Customization options:

{
  "env": {
    "HOOK_FILE_LIMIT": "1000",        // Analyze files up to 1000 lines
    "HOOK_SIZE_LIMIT": "100000",      // Analyze files up to 100KB
    "HOOK_SUMMARY_WORDS": "300",      // 300-word session summaries
    "HOOK_ANALYSIS_WORDS": "1000",    // 1000-word pre-edit analysis
    "DISABLE_PRE_EDIT": "false",      // Set to "true" to disable pre-edit analysis
    "DISABLE_PRE_COMMIT": "false"     // Set to "true" to disable commit reviews
  }
}

Configuration Tips

For Large Projects:

  • Increase file size/line limits
  • Extend timeout settings
  • Use Pro model for better context handling

For Quick Development:

  • Use Flash model for all operations
  • Reduce response word limits
  • Shorter timeouts for faster feedback

For Cost Optimization:

  • Use Flash model exclusively: "FORCE_MODEL": "flash"
  • Reduce file size limits to analyze smaller files
  • Shorter response limits to use fewer tokens

Troubleshooting

"Server not found" or "Connection failed"

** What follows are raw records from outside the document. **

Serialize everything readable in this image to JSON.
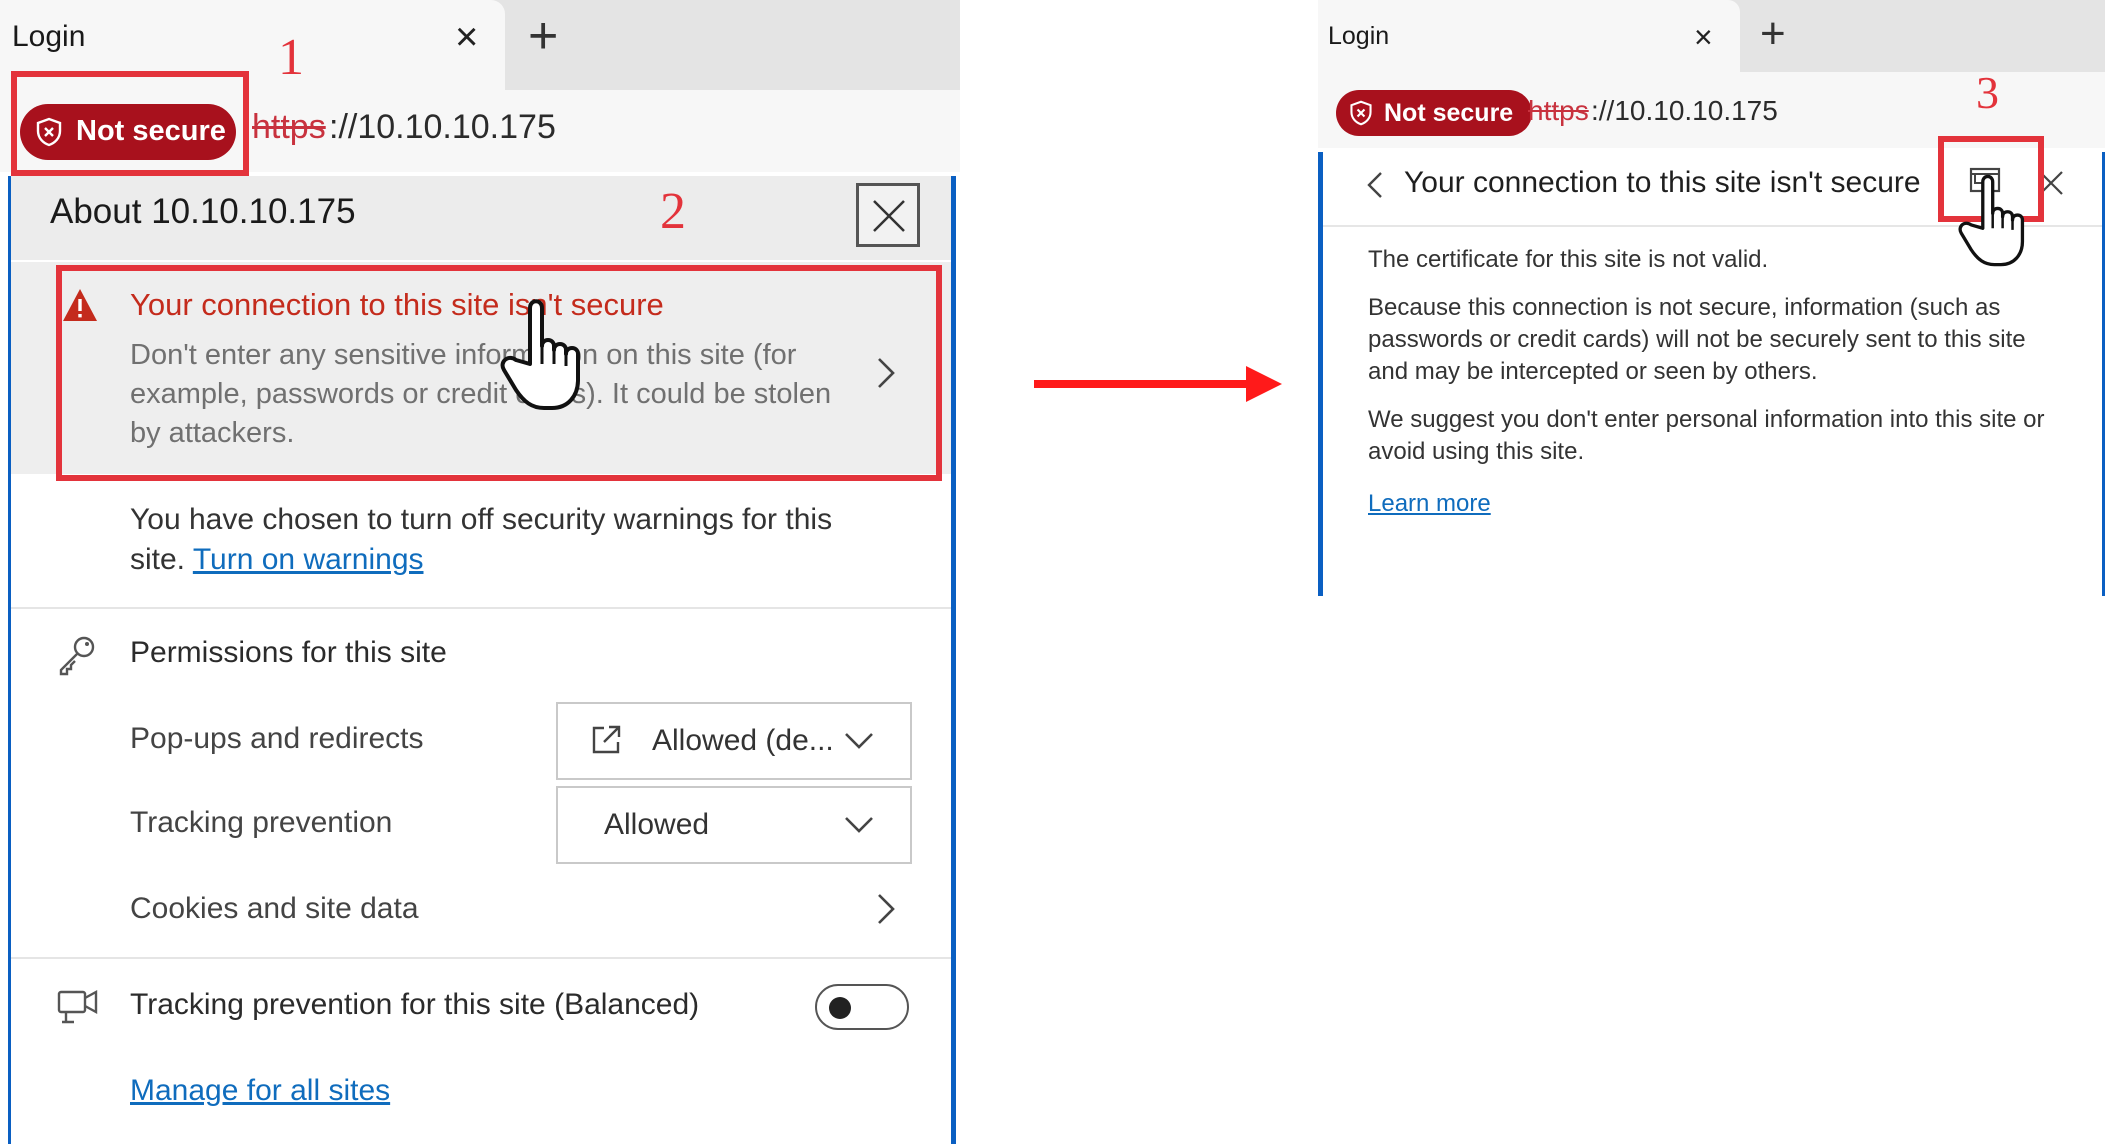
{
  "left": {
    "tab": {
      "title": "Login",
      "close": "×",
      "new_tab": "+"
    },
    "address": {
      "security_badge": "Not secure",
      "scheme": "https",
      "host_rest": "://10.10.10.175"
    },
    "popup": {
      "title": "About 10.10.10.175",
      "connection": {
        "title": "Your connection to this site isn't secure",
        "description": "Don't enter any sensitive information on this site (for example, passwords or credit cards). It could be stolen by attackers."
      },
      "warnings_text": "You have chosen to turn off security warnings for this site.",
      "warnings_link": "Turn on warnings",
      "permissions": {
        "title": "Permissions for this site",
        "popups_label": "Pop-ups and redirects",
        "popups_value": "Allowed (de...",
        "tracking_label": "Tracking prevention",
        "tracking_value": "Allowed",
        "cookies_label": "Cookies and site data"
      },
      "tracking_site": {
        "title": "Tracking prevention for this site (Balanced)",
        "toggle_on": false
      },
      "manage_link": "Manage for all sites"
    },
    "annotations": [
      "1",
      "2"
    ]
  },
  "right": {
    "tab": {
      "title": "Login",
      "close": "×",
      "new_tab": "+"
    },
    "address": {
      "security_badge": "Not secure",
      "scheme": "https",
      "host_rest": "://10.10.10.175"
    },
    "popup": {
      "title": "Your connection to this site isn't secure",
      "p1": "The certificate for this site is not valid.",
      "p2": "Because this connection is not secure, information (such as passwords or credit cards) will not be securely sent to this site and may be intercepted or seen by others.",
      "p3": "We suggest you don't enter personal information into this site or avoid using this site.",
      "learn_more": "Learn more"
    },
    "annotations": [
      "3"
    ]
  },
  "colors": {
    "badge_red": "#a8111d",
    "annotation_red": "#e3333b",
    "accent_blue": "#0a5fc2",
    "link_blue": "#0f6cbd",
    "warning_red": "#c42b1c",
    "arrow_red": "#ff1a1a"
  },
  "icons": [
    "shield-icon",
    "close-icon",
    "warning-icon",
    "chevron-right-icon",
    "key-icon",
    "external-window-icon",
    "chevron-down-icon",
    "camera-icon",
    "hand-cursor-icon",
    "chevron-left-icon",
    "open-in-new-window-icon"
  ]
}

  • Check that the file path in your MCP config is correct
  • Restart Claude Desktop/Code after config changes
  • Test that python3 /path/to/gemini_mcp_server.py runs without errors

"Gemini authentication failed"

# Re-authenticate with Gemini CLI
gemini

"No tools available"

  • Check that pip install mcp python-dotenv was successful
  • Verify your MCP config JSON syntax is valid
  • Check Claude Desktop/Code logs for error messages

"Module not found" errors

# Make sure you have the right Python environment
pip list | grep mcp
# Should show: mcp, python-dotenv

Need Help?

  • Submit an Issue: If you encounter any problems, please submit an issue on our GitHub repository with details about your environment, steps to reproduce, and any error messages you received.
  • Use Labels: When submitting issues, please use appropriate labels/tags such as bug, feature-request, documentation, and so on (available labels) to help me categorize and address your concerns more efficiently.
  • Check Documentation: Review the README.md and .claude/README-SLASH-COMMANDS.md for comprehensive guides.
  • Console Logs: Check your Claude Desktop/Code console for detailed error messages that can help diagnose issues.